Memory effects in superfluid vortex dynamics

TL;DR

This paper models the non-Markovian dissipative dynamics of superfluid vortex lines, incorporating scattering effects from fermion impurities, and compares theoretical predictions with experimental data.

Contribution

It introduces a non-Markovian equation of motion for vortex dynamics that includes impurity scattering effects and provides detailed calculations of the friction coefficient.

Findings

Non-Markovian effects are weak and grow with temperature and impurity concentration.

The model's predictions agree well with experimental data and established formulas.

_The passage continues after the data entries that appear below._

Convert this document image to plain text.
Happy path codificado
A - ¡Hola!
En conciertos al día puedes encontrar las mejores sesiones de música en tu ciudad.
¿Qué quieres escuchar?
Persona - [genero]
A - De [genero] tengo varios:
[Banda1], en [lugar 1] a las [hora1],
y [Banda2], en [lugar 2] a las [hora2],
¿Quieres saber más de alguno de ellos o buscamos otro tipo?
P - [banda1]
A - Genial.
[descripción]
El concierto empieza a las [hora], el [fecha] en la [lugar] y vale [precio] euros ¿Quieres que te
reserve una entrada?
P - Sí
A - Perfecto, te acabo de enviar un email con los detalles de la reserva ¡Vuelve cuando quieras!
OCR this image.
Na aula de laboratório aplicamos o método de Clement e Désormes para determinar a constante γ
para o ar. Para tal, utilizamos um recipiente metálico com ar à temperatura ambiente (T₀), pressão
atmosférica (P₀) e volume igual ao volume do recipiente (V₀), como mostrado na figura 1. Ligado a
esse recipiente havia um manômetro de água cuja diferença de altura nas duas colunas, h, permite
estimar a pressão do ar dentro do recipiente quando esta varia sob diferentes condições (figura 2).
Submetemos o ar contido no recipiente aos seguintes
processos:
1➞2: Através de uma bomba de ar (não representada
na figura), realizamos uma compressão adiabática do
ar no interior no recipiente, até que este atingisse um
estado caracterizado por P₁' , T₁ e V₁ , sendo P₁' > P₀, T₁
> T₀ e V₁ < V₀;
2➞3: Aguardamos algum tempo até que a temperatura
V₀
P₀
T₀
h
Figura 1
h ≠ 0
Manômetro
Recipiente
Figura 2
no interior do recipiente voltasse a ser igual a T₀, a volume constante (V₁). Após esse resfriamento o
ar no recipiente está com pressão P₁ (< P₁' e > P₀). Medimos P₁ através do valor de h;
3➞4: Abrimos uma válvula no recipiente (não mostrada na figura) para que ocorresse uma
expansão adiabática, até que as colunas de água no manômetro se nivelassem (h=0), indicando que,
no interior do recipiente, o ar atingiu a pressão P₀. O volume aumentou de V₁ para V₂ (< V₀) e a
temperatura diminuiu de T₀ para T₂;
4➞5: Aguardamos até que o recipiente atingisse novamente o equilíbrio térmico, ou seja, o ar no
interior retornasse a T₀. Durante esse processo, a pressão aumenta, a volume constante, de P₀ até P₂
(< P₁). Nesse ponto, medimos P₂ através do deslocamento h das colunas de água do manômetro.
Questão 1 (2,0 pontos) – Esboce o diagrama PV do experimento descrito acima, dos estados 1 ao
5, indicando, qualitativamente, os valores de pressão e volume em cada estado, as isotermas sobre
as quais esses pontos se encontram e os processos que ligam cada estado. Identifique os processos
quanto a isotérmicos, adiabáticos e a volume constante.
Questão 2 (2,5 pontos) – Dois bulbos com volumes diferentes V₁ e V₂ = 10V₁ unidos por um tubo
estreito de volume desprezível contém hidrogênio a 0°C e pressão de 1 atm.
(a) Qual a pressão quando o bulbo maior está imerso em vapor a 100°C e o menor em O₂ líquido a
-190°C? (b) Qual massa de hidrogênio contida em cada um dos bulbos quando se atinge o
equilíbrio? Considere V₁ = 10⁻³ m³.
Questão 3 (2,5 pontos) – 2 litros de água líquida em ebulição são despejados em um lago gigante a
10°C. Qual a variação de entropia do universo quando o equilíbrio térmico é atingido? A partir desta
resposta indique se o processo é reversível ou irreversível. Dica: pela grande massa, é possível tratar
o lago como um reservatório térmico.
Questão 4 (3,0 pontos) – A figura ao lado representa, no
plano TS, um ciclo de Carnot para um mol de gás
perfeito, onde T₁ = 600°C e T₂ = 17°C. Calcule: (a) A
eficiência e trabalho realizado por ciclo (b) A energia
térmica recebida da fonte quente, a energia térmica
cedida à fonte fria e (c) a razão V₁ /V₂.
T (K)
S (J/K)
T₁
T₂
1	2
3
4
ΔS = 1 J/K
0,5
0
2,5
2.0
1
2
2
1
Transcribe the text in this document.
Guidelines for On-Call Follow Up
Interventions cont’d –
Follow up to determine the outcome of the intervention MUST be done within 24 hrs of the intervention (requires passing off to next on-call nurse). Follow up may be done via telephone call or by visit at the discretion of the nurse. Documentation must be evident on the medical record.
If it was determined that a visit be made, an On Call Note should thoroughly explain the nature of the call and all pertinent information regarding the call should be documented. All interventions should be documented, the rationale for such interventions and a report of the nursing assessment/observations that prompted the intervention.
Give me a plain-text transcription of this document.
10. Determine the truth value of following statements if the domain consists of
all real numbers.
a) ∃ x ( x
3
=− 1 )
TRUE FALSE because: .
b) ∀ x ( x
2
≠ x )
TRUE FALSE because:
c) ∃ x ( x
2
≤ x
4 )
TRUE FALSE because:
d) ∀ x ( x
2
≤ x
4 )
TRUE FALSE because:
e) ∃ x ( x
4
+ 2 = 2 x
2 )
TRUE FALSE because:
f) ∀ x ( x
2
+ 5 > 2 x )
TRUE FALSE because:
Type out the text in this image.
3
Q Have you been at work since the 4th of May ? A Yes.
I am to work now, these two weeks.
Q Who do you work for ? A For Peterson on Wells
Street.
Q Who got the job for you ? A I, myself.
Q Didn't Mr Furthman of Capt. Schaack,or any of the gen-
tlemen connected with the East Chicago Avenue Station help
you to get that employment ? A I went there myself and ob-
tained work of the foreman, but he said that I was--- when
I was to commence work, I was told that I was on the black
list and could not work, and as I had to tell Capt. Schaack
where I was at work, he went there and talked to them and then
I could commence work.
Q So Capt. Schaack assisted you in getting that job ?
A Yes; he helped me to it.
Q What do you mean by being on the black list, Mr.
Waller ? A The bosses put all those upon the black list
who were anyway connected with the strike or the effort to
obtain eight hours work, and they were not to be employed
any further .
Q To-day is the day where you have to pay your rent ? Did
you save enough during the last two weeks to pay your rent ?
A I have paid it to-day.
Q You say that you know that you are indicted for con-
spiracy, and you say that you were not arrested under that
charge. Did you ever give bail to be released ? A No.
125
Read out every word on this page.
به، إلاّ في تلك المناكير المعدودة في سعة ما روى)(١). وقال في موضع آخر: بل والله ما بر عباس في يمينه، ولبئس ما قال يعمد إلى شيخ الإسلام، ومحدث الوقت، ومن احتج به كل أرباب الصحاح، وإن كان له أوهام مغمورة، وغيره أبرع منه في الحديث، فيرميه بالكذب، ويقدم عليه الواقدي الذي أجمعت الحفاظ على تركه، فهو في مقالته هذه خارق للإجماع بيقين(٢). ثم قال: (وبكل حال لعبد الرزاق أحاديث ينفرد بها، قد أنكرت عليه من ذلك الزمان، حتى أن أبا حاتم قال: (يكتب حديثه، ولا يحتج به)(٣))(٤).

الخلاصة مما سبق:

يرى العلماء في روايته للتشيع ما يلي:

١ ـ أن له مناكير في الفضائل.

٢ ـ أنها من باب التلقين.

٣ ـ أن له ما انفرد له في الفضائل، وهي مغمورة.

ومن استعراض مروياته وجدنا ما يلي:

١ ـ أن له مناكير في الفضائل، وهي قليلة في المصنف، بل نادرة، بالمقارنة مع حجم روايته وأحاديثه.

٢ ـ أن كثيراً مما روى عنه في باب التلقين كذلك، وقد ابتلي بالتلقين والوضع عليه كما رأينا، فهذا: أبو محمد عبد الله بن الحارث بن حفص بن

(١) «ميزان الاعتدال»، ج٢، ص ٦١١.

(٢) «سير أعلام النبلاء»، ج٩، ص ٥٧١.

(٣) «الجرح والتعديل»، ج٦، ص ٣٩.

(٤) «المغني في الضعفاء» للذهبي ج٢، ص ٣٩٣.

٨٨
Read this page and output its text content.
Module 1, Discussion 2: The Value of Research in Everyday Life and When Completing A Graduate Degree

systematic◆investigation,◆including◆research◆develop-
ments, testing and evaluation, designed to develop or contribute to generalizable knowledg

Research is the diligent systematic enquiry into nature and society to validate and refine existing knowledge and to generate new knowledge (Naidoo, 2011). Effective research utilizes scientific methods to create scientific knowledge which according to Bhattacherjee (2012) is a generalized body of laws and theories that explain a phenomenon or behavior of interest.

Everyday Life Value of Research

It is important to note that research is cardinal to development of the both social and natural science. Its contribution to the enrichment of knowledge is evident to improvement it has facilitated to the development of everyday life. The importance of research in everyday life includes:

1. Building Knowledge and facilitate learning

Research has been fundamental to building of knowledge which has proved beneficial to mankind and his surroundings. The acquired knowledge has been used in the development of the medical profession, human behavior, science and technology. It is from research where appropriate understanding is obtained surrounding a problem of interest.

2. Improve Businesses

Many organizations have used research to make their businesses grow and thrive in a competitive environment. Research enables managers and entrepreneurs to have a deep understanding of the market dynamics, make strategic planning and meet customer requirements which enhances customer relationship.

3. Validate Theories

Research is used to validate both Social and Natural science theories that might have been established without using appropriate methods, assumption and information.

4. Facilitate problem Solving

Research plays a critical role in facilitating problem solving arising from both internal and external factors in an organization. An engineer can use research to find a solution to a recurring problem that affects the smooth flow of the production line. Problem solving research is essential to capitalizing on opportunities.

Markovian and elastic scattering limits are incompatible at low frequencies.

Abstract

The dissipative dynamics of a vortex line in a superfluid is investigated within the frame of a non-Markovian quantal Brownian motion model. Our starting point is a recently proposed interaction Hamiltonian between the vortex and the superfluid quasiparticle excitations, which is generalized to incorporate the effect of scattering from fermion impurities ($^3$He atoms). Thus, a non-Markovian equation of motion for the mean value of the vortex position operator is derived within a weak-coupling approximation. Such an equation is shown to yield, in the Markovian and elastic scattering limits, a $^3$He contribution to the longitudinal friction coefficient equivalent to that arising from the Rayfield-Reif formula. Simultaneous Markov and elastic scattering limits are found, however, to be incompatible, since an unexpected breakdown of the Markovian approximation is detected at low cyclotron frequencies. Then, a non-Markovian expression for the longitudinal friction coefficient is derived and computed as a function of temperature and $^3$He concentration. Such calculations show that cyclotron frequencies within the range 0.01$-$0.03 ps$^{-1}$ yield a very good agreement to the longitudinal friction figures computed from the Iordanskii and Rayfield-Reif formulas for pure $^4$He, up to temperatures near 1 K. A similar performance is found for nonvanishing $^3$He concentrations, where the comparison is also shown to be very favorable with respect to the available experimental data. Memory effects are shown to be weak and increasing with temperature and concentration.